Nun, der Turm wirkt wie ein mittelalterlicher Donjon, nein, halt, wie ein Renaissancebauwerk, nein, halt, wie ein italienischer Campanile, nein, halt, manche Flaneure erinnert er sogar an eine chinesische Pagode, aber, hey, er tut seine Pflicht. Das Uhrwerk erwies sich als so solide, dass man bislang ungefähr einmal pro Jahrhundert neue Zahnräder und was man sonst so braucht einbauen muss, es läuft zuverlässiger als ein Renault und ist wartungsfreundlicher als ein iPhone. Als 1909 die Erde in der Provence bebte, blieb der Turm unerschütterlich stehen, das Uhrwerk allerdings auch: Es zeigte zehn nach neun Uhr abends an, den exakten Zeitpunkt des seismischen Ereignisses. Dann wurde die Mechanik wieder repariert und, tja, die Uhr läuft und läuft.

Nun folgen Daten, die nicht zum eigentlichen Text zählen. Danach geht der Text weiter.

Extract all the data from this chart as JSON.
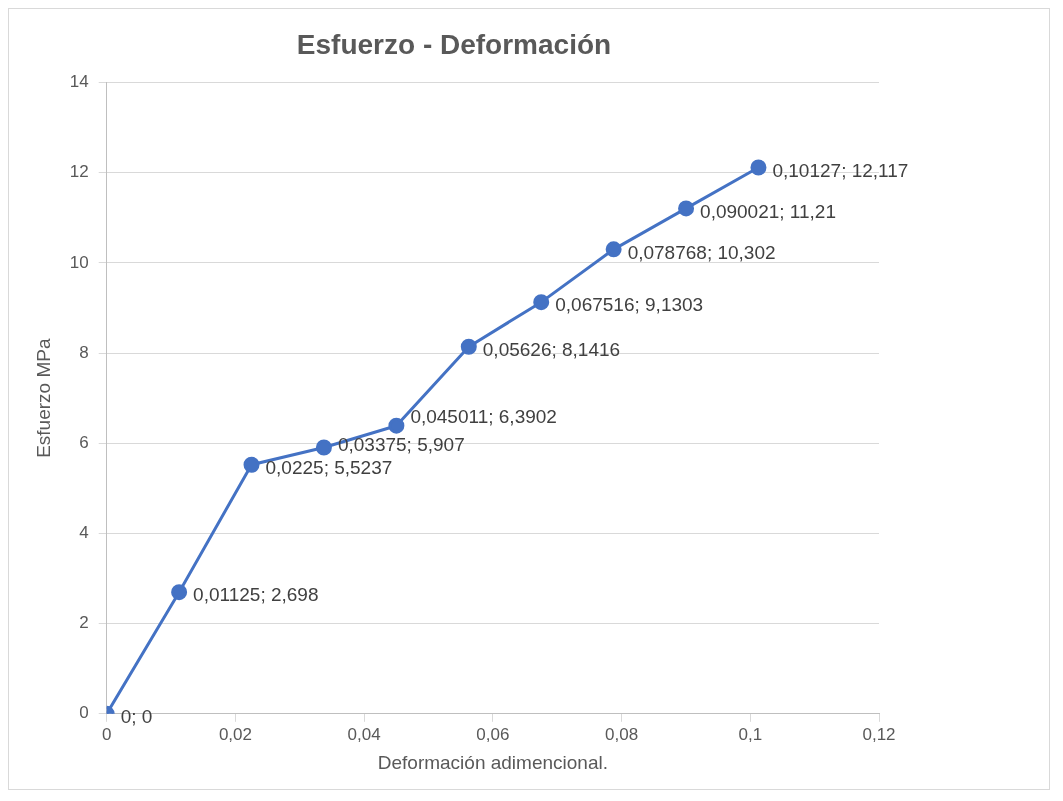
{
  "chart_data": {
    "type": "line",
    "title": "Esfuerzo - Deformación",
    "xlabel": "Deformación adimencional.",
    "ylabel": "Esfuerzo MPa",
    "x": [
      0,
      0.01125,
      0.0225,
      0.03375,
      0.045011,
      0.05626,
      0.067516,
      0.078768,
      0.090021,
      0.10127
    ],
    "series": [
      {
        "color": "#4472c4",
        "values": [
          0,
          2.698,
          5.5237,
          5.907,
          6.3902,
          8.1416,
          9.1303,
          10.302,
          11.21,
          12.117
        ],
        "value_labels": [
          "0; 0",
          "0,01125; 2,698",
          "0,0225; 5,5237",
          "0,03375; 5,907",
          "0,045011; 6,3902",
          "0,05626; 8,1416",
          "0,067516; 9,1303",
          "0,078768; 10,302",
          "0,090021; 11,21",
          "0,10127; 12,117"
        ]
      }
    ],
    "xlim": [
      0,
      0.12
    ],
    "xticks": [
      0,
      {
        "value": 0.02,
        "label": "0,02"
      },
      {
        "value": 0.04,
        "label": "0,04"
      },
      {
        "value": 0.06,
        "label": "0,06"
      },
      {
        "value": 0.08,
        "label": "0,08"
      },
      {
        "value": 0.1,
        "label": "0,1"
      },
      {
        "value": 0.12,
        "label": "0,12"
      }
    ],
    "ylim": [
      0,
      14
    ],
    "yticks": [
      0,
      2,
      4,
      6,
      8,
      10,
      12,
      14
    ],
    "grid": "y",
    "legend": false,
    "marker": "circle",
    "line_style": "solid"
  }
}
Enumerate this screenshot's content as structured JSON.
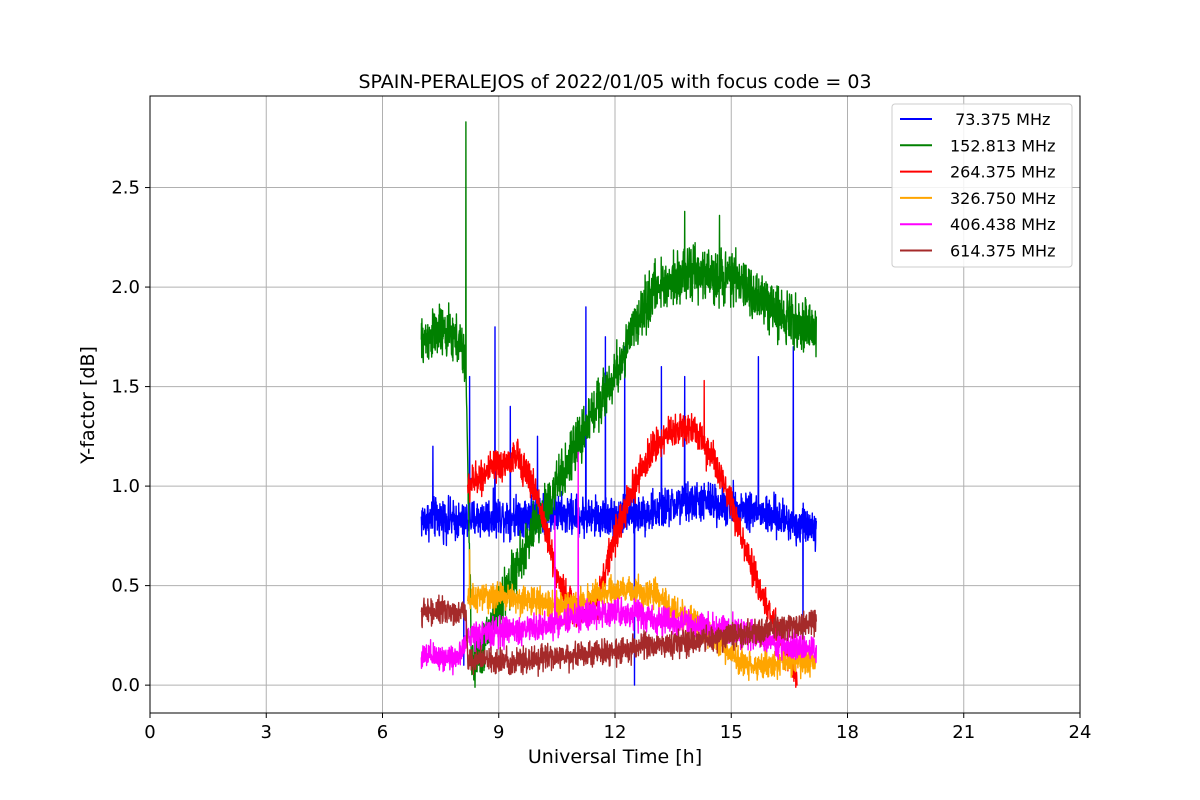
{
  "chart_data": {
    "type": "line",
    "title": "SPAIN-PERALEJOS of 2022/01/05 with focus code = 03",
    "xlabel": "Universal Time [h]",
    "ylabel": "Y-factor [dB]",
    "xlim": [
      0,
      24
    ],
    "ylim": [
      -0.14,
      2.96
    ],
    "x_ticks": [
      0,
      3,
      6,
      9,
      12,
      15,
      18,
      21,
      24
    ],
    "y_ticks": [
      0.0,
      0.5,
      1.0,
      1.5,
      2.0,
      2.5
    ],
    "x_tick_labels": [
      "0",
      "3",
      "6",
      "9",
      "12",
      "15",
      "18",
      "21",
      "24"
    ],
    "y_tick_labels": [
      "0.0",
      "0.5",
      "1.0",
      "1.5",
      "2.0",
      "2.5"
    ],
    "grid": true,
    "legend_position": "top-right",
    "series": [
      {
        "name": " 73.375 MHz",
        "color": "#0000ff",
        "x": [
          7.0,
          7.5,
          8.0,
          8.5,
          9.0,
          9.5,
          10.0,
          10.5,
          11.0,
          11.5,
          12.0,
          12.5,
          13.0,
          13.5,
          14.0,
          14.5,
          15.0,
          15.5,
          16.0,
          16.5,
          17.0,
          17.2
        ],
        "y": [
          0.83,
          0.84,
          0.82,
          0.84,
          0.85,
          0.85,
          0.87,
          0.86,
          0.85,
          0.84,
          0.85,
          0.86,
          0.87,
          0.9,
          0.92,
          0.92,
          0.9,
          0.88,
          0.85,
          0.82,
          0.8,
          0.8
        ],
        "noise": 0.07,
        "spikes": [
          [
            7.3,
            1.2
          ],
          [
            8.1,
            0.1
          ],
          [
            8.25,
            1.55
          ],
          [
            8.9,
            1.8
          ],
          [
            9.3,
            1.4
          ],
          [
            10.0,
            1.25
          ],
          [
            11.25,
            1.9
          ],
          [
            11.75,
            1.75
          ],
          [
            12.25,
            1.7
          ],
          [
            12.5,
            0.0
          ],
          [
            13.2,
            1.6
          ],
          [
            13.8,
            1.55
          ],
          [
            15.7,
            1.65
          ],
          [
            16.6,
            1.7
          ],
          [
            16.85,
            0.1
          ]
        ]
      },
      {
        "name": "152.813 MHz",
        "color": "#008000",
        "x": [
          7.0,
          7.5,
          8.0,
          8.15,
          8.3,
          8.6,
          9.0,
          9.5,
          10.0,
          10.5,
          11.0,
          11.5,
          12.0,
          12.5,
          13.0,
          13.5,
          14.0,
          14.5,
          15.0,
          15.5,
          16.0,
          16.5,
          17.0,
          17.2
        ],
        "y": [
          1.72,
          1.78,
          1.72,
          1.6,
          0.1,
          0.2,
          0.4,
          0.6,
          0.82,
          1.0,
          1.2,
          1.4,
          1.55,
          1.8,
          1.98,
          2.05,
          2.07,
          2.05,
          2.05,
          1.98,
          1.9,
          1.85,
          1.8,
          1.75
        ],
        "noise": 0.09,
        "spikes": [
          [
            8.15,
            2.83
          ],
          [
            13.8,
            2.38
          ],
          [
            14.7,
            2.36
          ]
        ]
      },
      {
        "name": "264.375 MHz",
        "color": "#ff0000",
        "x": [
          8.2,
          8.5,
          9.0,
          9.5,
          10.0,
          10.5,
          11.0,
          11.5,
          12.0,
          12.5,
          13.0,
          13.5,
          14.0,
          14.5,
          15.0,
          15.5,
          16.0,
          16.5,
          16.7
        ],
        "y": [
          1.0,
          1.05,
          1.1,
          1.15,
          0.95,
          0.55,
          0.35,
          0.4,
          0.75,
          1.0,
          1.2,
          1.28,
          1.3,
          1.15,
          0.9,
          0.6,
          0.35,
          0.15,
          0.05
        ],
        "noise": 0.06,
        "spikes": [
          [
            14.3,
            1.53
          ]
        ]
      },
      {
        "name": "326.750 MHz",
        "color": "#ffa500",
        "x": [
          8.2,
          8.5,
          9.0,
          9.5,
          10.0,
          10.5,
          11.0,
          11.5,
          12.0,
          12.5,
          13.0,
          13.5,
          14.0,
          14.5,
          15.0,
          15.5,
          16.0,
          16.5,
          17.0,
          17.2
        ],
        "y": [
          0.42,
          0.44,
          0.45,
          0.43,
          0.42,
          0.4,
          0.4,
          0.45,
          0.47,
          0.48,
          0.45,
          0.38,
          0.32,
          0.25,
          0.15,
          0.1,
          0.1,
          0.12,
          0.12,
          0.12
        ],
        "noise": 0.05,
        "spikes": [
          [
            8.25,
            0.68
          ]
        ]
      },
      {
        "name": "406.438 MHz",
        "color": "#ff00ff",
        "x": [
          7.0,
          7.5,
          8.0,
          8.2,
          9.0,
          10.0,
          11.0,
          12.0,
          12.5,
          13.0,
          14.0,
          15.0,
          16.0,
          16.5,
          17.0,
          17.2
        ],
        "y": [
          0.14,
          0.14,
          0.14,
          0.25,
          0.27,
          0.29,
          0.34,
          0.37,
          0.36,
          0.33,
          0.3,
          0.28,
          0.22,
          0.2,
          0.18,
          0.17
        ],
        "noise": 0.05,
        "spikes": [
          [
            10.45,
            0.85
          ],
          [
            11.05,
            1.17
          ]
        ]
      },
      {
        "name": "614.375 MHz",
        "color": "#a52a2a",
        "x": [
          7.0,
          7.5,
          8.0,
          8.15,
          8.2,
          9.0,
          10.0,
          11.0,
          12.0,
          13.0,
          14.0,
          15.0,
          16.0,
          16.5,
          17.0,
          17.2
        ],
        "y": [
          0.37,
          0.37,
          0.37,
          0.37,
          0.13,
          0.12,
          0.13,
          0.15,
          0.17,
          0.2,
          0.22,
          0.25,
          0.28,
          0.3,
          0.31,
          0.32
        ],
        "noise": 0.045,
        "spikes": []
      }
    ]
  }
}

Was mich aber - d'accord, nicht als Historiker, wohl aber als Bauherren - vor Bewunderung wirklich auf die Knie sinken lässt, sind die Gesamtkosten für alles: für über sechs Jahrzehnte gestreckte Maurerarbeiten, drei Bronzeglocken, eine eisernen Spitze und eine hochkomplexe mechanische Uhr waren 11.161 Livres fällig.

Das entspricht nach heutigem Umrechnungskurs ungefähr 335.000 Euro.

Eh bien, unsere modernen Bauten schaffen wir nur noch mit ein paar Nullen bei den Kosten mehr, aber dafür halten sie dann auch ein paar Nullen bei den Jahren weniger lang.